8 de fevereiro de 2011

A Bela Adormecida

Eu bem tentei. Tirei-a do ovo, despi-lhe o casaco, dei-lhe beijinhos, apertei-lhe os pés. Não era nada com ela. Às tantas, lá acordou e, depois de muito espreguiçar o sono, fez aquele biquinho de quem “está a aprender”, como diz a avó, ou de quem acabou de acordar e está a avaliar a situação, como digo eu. Eu, excitadíssima por ela ter finalmente acordado, segui os exercícios com diligência e pratiquei yoga com a minha bebé pela primeira vez. Ela, nos míseros cinco minutos em que se manteve acordada, colaborou e, atrevo-me a dizer, até gostou. Mas depois voltou a cair num sono profundo e assim ficou o resto da aula. Como uma Bela Adormecida a quem nem um Príncipe Encantado valeria. Só me restou esperar, desconsolada, que as outras mamãs terminassem a aula. A professora, uma querida, disse-me para voltar daí umas semanas e foi assim que fomos gentilmente escorraçadas da aula de Babyoga.
Chego a casa e oiço um fofinho “eu bem te disse que ela ainda era muito pequenina”. Mas às vezes é difícil distinguir as actividades que são para os bebés daquelas que são para as mães. E nesta altura do campeonato qualquer desculpa que me obrigue a sair de casa é uma excelente desculpa.
Pena a ventania.
Lembrem-me para não voltar a ter bebés no Inverno.

1 de fevereiro de 2011

Seis semanas

Agora as roupas vão deixando de lhe servir aos poucos. Hoje umas calças. Ontem foi uma camisola interior. Um body. O gorro que já não passa na cabeça. A minha menina está a crescer e o tempo a passar.
Cada vez me afasto mais do momento do parto, que tanto custou, mas que não quero esquecer.
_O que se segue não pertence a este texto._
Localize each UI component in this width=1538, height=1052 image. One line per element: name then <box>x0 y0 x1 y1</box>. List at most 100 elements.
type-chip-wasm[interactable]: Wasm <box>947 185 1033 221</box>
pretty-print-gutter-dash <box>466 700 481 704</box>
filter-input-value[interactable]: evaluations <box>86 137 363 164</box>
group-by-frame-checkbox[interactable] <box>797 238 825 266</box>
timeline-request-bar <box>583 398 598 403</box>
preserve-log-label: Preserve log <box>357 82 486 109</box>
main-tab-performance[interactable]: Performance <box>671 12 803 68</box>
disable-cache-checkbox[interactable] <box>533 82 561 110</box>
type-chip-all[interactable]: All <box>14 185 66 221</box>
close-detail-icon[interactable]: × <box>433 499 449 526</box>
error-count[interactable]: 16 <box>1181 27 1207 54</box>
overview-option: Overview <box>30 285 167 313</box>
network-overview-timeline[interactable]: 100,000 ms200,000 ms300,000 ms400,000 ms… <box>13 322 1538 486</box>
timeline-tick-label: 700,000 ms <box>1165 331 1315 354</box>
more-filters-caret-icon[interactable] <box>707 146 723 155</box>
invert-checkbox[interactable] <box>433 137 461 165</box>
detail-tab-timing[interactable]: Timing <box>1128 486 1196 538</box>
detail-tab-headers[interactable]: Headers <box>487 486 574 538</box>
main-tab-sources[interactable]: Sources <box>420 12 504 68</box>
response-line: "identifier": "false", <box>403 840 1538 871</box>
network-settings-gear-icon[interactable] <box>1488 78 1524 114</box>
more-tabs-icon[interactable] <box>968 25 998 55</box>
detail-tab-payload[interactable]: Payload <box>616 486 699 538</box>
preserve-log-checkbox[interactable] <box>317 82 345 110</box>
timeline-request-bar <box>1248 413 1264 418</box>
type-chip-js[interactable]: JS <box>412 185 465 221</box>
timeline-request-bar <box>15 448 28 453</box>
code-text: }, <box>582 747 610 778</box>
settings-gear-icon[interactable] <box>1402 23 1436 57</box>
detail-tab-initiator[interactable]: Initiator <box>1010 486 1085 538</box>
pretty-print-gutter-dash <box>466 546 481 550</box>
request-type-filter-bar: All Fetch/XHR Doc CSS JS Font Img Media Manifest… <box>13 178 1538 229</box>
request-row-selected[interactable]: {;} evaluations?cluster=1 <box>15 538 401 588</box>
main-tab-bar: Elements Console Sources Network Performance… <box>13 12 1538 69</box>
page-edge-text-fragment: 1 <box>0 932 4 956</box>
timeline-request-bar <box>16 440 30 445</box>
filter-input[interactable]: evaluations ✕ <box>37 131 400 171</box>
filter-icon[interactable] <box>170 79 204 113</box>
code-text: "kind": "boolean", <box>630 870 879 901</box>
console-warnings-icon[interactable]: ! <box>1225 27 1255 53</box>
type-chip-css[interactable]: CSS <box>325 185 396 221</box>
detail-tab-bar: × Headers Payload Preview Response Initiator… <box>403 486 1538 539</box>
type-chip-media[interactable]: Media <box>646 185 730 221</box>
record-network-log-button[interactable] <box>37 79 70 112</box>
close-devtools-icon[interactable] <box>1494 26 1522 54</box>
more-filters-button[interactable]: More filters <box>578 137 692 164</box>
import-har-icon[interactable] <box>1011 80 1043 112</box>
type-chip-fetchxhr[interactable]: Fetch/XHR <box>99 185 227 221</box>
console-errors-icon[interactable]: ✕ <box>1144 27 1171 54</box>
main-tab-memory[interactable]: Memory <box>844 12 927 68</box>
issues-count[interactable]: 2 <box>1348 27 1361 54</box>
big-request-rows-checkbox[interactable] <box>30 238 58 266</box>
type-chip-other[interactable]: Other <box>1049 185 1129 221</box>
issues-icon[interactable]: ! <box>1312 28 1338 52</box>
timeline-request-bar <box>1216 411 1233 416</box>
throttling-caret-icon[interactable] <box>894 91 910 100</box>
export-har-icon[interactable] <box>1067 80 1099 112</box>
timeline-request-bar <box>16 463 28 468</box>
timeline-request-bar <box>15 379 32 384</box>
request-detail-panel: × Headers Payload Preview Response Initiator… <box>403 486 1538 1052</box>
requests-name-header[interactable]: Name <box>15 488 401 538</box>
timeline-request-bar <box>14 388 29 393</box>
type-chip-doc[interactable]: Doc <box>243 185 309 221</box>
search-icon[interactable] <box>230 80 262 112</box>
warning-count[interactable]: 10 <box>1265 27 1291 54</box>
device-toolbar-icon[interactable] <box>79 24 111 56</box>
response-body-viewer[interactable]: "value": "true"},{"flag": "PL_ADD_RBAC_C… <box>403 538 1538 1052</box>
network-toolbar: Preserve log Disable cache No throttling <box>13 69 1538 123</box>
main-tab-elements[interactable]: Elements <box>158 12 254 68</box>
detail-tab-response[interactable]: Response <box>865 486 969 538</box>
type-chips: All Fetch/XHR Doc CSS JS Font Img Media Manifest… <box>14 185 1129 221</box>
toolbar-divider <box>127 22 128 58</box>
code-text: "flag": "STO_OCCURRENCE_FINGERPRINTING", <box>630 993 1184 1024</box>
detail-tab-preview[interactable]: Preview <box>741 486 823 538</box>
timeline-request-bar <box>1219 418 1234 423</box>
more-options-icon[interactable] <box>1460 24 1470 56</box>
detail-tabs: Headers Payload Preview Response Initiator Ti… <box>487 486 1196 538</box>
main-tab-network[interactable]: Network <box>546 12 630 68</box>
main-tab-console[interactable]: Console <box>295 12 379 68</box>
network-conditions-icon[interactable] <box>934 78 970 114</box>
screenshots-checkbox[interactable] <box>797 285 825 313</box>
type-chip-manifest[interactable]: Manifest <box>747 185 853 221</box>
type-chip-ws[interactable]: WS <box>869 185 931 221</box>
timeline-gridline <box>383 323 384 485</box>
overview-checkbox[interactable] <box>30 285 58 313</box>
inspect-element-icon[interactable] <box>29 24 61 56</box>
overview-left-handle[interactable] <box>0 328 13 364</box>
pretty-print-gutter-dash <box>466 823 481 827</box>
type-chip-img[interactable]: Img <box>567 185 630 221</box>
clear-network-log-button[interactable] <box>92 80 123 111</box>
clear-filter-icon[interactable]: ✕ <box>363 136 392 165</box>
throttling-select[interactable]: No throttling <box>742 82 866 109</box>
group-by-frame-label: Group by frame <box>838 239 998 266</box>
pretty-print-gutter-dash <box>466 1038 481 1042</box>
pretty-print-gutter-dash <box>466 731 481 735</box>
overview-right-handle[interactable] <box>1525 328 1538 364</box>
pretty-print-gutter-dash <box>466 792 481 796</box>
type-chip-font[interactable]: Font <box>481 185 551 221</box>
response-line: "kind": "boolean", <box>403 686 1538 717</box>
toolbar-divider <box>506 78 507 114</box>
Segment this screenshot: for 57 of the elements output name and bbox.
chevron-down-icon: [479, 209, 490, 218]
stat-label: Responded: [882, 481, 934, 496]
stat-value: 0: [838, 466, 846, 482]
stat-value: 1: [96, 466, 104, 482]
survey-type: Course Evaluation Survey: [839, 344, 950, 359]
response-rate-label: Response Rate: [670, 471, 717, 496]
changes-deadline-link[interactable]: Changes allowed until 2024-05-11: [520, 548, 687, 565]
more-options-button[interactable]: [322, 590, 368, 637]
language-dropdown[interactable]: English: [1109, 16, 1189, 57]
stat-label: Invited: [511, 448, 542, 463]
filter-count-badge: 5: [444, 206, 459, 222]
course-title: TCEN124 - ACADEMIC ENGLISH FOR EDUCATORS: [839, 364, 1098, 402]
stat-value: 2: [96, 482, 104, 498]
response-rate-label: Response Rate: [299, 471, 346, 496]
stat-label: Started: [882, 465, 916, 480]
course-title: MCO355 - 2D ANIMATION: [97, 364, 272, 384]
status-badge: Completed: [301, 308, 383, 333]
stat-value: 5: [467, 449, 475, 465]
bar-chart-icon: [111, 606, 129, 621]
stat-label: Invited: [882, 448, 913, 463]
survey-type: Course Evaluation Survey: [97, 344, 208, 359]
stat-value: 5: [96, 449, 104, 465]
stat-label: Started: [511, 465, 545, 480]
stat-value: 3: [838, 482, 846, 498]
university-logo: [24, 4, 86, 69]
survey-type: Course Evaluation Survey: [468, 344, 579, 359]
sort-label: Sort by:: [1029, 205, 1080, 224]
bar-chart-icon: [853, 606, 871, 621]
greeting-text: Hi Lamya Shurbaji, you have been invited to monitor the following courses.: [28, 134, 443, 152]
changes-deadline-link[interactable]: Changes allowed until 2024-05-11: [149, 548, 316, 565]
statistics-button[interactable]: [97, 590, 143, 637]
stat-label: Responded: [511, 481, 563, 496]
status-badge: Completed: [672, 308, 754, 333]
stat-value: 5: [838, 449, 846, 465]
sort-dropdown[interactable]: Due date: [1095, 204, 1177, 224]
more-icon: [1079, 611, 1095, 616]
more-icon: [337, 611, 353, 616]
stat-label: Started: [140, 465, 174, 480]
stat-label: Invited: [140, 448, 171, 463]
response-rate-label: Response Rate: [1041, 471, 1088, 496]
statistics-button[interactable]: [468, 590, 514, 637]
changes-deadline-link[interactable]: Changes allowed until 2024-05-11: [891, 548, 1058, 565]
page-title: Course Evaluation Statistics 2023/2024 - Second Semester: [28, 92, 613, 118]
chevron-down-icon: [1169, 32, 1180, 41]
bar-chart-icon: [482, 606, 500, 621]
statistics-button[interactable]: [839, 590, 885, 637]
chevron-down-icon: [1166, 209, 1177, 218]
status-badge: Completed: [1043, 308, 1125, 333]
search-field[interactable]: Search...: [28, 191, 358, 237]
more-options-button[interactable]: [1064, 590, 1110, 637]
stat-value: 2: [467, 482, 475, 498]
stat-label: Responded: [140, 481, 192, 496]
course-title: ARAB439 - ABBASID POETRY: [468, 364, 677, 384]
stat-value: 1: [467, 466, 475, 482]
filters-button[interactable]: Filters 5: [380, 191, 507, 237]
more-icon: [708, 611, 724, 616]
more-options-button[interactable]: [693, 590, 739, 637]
Dizem-me que, eventualmente, todas se esquecem dos momentos difíceis do parto. Mas não sei como é possível apagar da memória as 23 horas (de muito sofrimento) que precederam o momento em que a vi, com os olhinhos inchados e o nariz que logo me fez lembrar uma foto do pai que vira em algum álbum de infância. É o teu nariz. Com a mania que as pessoas têm de dizer que as nossas feições nunca são nossas, mas de outra pessoa qualquer.
Ela nasceu. Saudável, perfeitinha, bonitinha e, como se viria a comprovar mais tarde, calminha. Durante as aulas de ginástica pós-parto, quando a deixo com as amas que o centro disponibiliza para cuidarem dos rebentos, devo ser a única mãe que ainda nunca teve de interromper a aula para confortar o bebé chorão. Dá-me um certo orgulho e, confesso, alívio. Durante o primeiro mês foi difícil habituar-me à ideia de que agora já não sou só eu. Agora é ela. E depois eu. Isto se não vier outra coisa qualquer antes. Como a Família. Primeiro ela. Depois a família. Depois, então, eu. Admito que foram algumas as vezes em que me deixei vencer pela frustração. Mas à medida que ela cresce, que eu vou aprendendo os ritmos dela, que os vou acertando com os meus e fazendo uns ajustes, à medida que vou recebendo sorrisos marotos de quem só agora aprende a sorrir e lhe tento roubar mais alguns com piadolas sem jeito ditas com aquela voz que as pessoas fazem quando estão a falar com bebés, à medida que a roupa lhe vai deixando de servir e sinto que estou a criar um ser que vai aumentando de peso com o meu leite e que estou a conseguir fazer mais do que apenas ajudá-la a sobreviver, à medida que ela vai dormindo bem de noite e eu vou ganhando as batalhas do berço, à medida que tudo isto acontece, então todas as frustrações e inquietações se transformam nesta alegria inexplicável, nesta paz de espírito imensa de saber que a tenho junto a mim. E isto é tão bom.